High-performance liquid chromatography (HPLC)
DA was measured by HPLC (HTEC-510, WE-3G electrochemical detector, Amuza Inc., San Diego, CA) [35, 36]. DA concentrations were determined by using standard curves with known amounts of DA in a range of 0.5–20 pg, with a detection limit of 0.02 pg. Retention times for DA were verified daily using standard solutions.
Histology
Rats that underwent in vivo microdialysis were sacrificed for brain histology placement at the culmination of the experiment.
Quantitative polymerase chain reaction (qPCR)
For the quantification of TH and DAT mRNA in the VTA, a separate, untested cohort of rats was sacrificed 24 h post-diet switch either from chow to palatable (P Phase, n = 8) or from palatable to chow (C Phase, n = 9), along with Chow/Chow controls (n = 6).

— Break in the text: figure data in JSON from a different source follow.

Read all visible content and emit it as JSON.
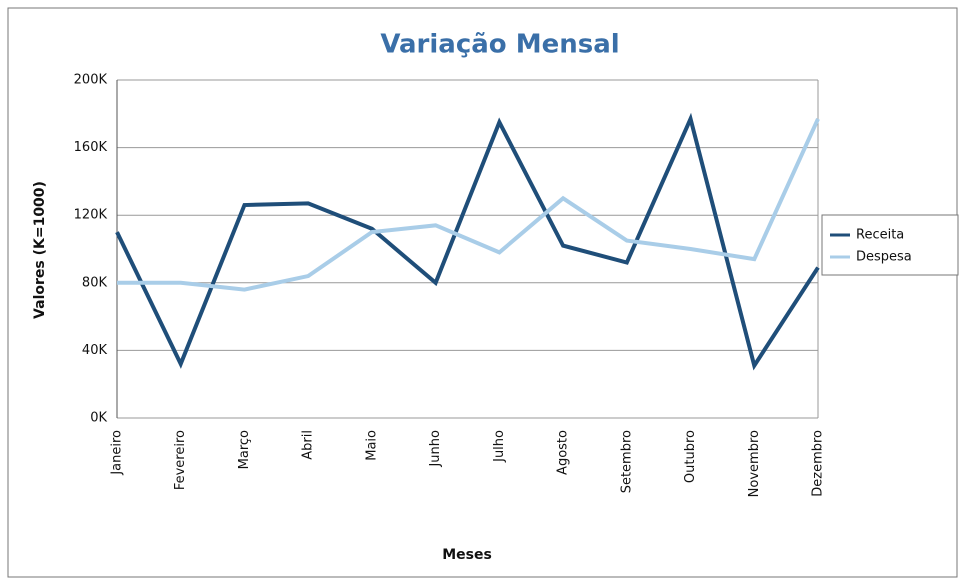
{
  "chart_data": {
    "type": "line",
    "title": "Variação Mensal",
    "x_label": "Meses",
    "y_label": "Valores (K=1000)",
    "categories": [
      "Janeiro",
      "Fevereiro",
      "Março",
      "Abril",
      "Maio",
      "Junho",
      "Julho",
      "Agosto",
      "Setembro",
      "Outubro",
      "Novembro",
      "Dezembro"
    ],
    "series": [
      {
        "name": "Receita",
        "color": "#1f4e79",
        "values": [
          110000,
          32000,
          126000,
          127000,
          112000,
          80000,
          175000,
          102000,
          92000,
          177000,
          31000,
          89000
        ]
      },
      {
        "name": "Despesa",
        "color": "#a9cde8",
        "values": [
          80000,
          80000,
          76000,
          84000,
          110000,
          114000,
          98000,
          130000,
          105000,
          100000,
          94000,
          177000
        ]
      }
    ],
    "ylim": [
      0,
      200000
    ],
    "yticks": [
      {
        "value": 0,
        "label": "0K"
      },
      {
        "value": 40000,
        "label": "40K"
      },
      {
        "value": 80000,
        "label": "80K"
      },
      {
        "value": 120000,
        "label": "120K"
      },
      {
        "value": 160000,
        "label": "160K"
      },
      {
        "value": 200000,
        "label": "200K"
      }
    ],
    "grid": true,
    "legend": "right"
  }
}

Procedures were performed as described previously [37]. Results were analyzed by second derivative methods and expressed in arbitrary units (normalized to the reference gene Cyclophilin A, Cyp; (see Supplemental Table 1 for primers and conditions).
Statistical analysis
Data from locomotor activity, ICSS, CPP, PCR, and quantitative no-net-flux (slope and x-intercept) experiments, as well as body weights, were analyzed with simple or factorial ANOVAs. To control for unspecified day effects, locomotor activity and CPP were analyzed against the simultaneously run control group. In vivo microdialysis data were analyzed using linear mixed effects modeling in order to account for missing at random data.
Pairwise post hoc comparisons were made using Newman–Keuls after significant ANOVAs. For mixed linear effects analysis, we used Bonferroni correction, a more conservative post hoc. Partial eta squared is reported as effect size for ANOVAs (main effects and interactions), while Cohen’s d was calculated according to Cohen [38] in the event of significant differences between groups as determined by post hoc analysis.
The software/graphic packages used were SigmaPlot 12.0 (Systat Software Inc., Chicago, IL), SPSS Statistics 24 (IBM Corp., Armonk, NY), and Statistica 7.0 (StatSoft, Tulsa, OK).